Item 4. | Purpose of Transaction. |
Item 4 of the Schedule 13D is hereby amended and supplemented as follows:
Second Amended and Restated Loan Agreement
On September 30, 2023, the Issuer entered into an amendment (the “Second Amended and Restated Loan Agreement”) to the Amended and Restated Loan Agreement dated as of September 14, 2021 (as amended, the “Loan Agreement”) between IntelGenx Corp., as borrower, and ATAI AG, as lender, which, among other things, provided ATAI AG the ability to convert the $8,500,000 principal amount and accrued interest outstanding under the Loan Agreement into up to 56,435,098 shares of Common Stock at a price of $0.185 per share (the “Conversion Feature”). The TSX approved the Conversion Feature on October 6, 2023, and the necessary Shareholder Approvals were obtained on November 28, 2023.

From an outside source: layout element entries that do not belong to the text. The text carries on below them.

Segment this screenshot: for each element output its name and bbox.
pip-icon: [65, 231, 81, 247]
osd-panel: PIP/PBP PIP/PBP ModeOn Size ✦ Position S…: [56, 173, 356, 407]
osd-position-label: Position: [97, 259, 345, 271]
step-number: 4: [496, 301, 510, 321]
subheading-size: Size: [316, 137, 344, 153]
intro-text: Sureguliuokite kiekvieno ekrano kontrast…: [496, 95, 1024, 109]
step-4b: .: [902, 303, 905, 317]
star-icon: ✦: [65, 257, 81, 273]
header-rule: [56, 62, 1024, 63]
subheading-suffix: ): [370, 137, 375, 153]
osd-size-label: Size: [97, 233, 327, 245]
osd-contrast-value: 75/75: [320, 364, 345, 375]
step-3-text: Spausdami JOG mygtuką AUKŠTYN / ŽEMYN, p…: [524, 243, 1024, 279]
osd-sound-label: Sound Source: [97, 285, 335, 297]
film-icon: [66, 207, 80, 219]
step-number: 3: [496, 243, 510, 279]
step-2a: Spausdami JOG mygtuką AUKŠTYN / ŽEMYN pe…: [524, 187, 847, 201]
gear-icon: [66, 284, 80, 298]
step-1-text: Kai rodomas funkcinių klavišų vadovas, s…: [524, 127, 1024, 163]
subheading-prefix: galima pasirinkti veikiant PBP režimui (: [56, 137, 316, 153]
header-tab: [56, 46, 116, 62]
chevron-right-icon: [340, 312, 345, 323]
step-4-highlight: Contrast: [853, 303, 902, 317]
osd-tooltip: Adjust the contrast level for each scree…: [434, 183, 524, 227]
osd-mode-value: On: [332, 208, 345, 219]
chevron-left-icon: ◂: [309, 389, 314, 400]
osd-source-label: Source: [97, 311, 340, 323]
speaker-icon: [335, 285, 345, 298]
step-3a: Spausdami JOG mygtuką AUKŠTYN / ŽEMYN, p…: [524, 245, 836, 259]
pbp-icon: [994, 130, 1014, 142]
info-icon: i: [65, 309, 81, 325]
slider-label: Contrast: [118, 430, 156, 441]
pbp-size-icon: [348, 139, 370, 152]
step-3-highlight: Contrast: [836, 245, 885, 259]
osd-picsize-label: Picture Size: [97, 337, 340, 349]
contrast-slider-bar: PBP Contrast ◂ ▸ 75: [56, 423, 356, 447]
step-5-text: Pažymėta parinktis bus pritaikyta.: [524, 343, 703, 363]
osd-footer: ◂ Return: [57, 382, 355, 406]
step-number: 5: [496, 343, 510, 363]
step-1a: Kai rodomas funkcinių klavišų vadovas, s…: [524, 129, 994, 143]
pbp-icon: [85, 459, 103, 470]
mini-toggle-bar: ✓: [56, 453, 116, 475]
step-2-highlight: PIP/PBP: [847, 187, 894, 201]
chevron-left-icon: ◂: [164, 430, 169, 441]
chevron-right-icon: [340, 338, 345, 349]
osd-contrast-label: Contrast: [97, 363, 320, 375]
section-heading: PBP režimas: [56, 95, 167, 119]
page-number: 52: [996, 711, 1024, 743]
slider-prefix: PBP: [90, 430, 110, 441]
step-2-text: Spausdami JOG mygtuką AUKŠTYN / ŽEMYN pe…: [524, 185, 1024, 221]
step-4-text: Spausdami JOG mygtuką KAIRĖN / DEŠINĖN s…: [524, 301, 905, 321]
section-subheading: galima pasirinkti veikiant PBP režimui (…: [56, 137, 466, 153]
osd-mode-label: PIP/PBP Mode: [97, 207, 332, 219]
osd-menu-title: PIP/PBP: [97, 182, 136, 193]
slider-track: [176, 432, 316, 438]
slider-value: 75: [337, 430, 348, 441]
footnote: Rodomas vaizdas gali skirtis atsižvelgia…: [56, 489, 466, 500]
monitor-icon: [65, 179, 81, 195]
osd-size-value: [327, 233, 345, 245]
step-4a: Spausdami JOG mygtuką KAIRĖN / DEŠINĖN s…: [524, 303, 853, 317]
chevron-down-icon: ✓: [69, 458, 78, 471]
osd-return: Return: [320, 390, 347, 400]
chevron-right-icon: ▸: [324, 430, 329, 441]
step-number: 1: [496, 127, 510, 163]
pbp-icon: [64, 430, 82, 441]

Subscription Agreement Amendment
On September 30, 2023, the Issuer and ATAI AG entered into an amendment (the “Subscription Agreement Amendment”) to the Subscription Agreement, pursuant to which ATAI AG was provided with the right (the “Call Option”) to purchase up to an additional 7,401 Units (the “Call Option Units”) at any time prior to August 31, 2026. The Call Option Units, to the extent ATAI AG exercises the Call Option in whole or in part, will be issued on the same terms as the Units issued in the Offering, including with respect to the Conversion Price, maturity date, interest rate, and the number of Warrants issued in connection therewith. The Subscription Agreement Amendment provides that the issuance of any Call Option Units will result in a corresponding reduction in ATAI AG’s remaining purchase right pursuant to the Amended and Restated Securities Purchase Agreement, dated May 14, 2021 (the “2021 Securities Purchase Agreement”), with such right to be reduced by the number of shares of Common Stock issuable upon the conversion of the principal amount outstanding under such issued Call Option Units.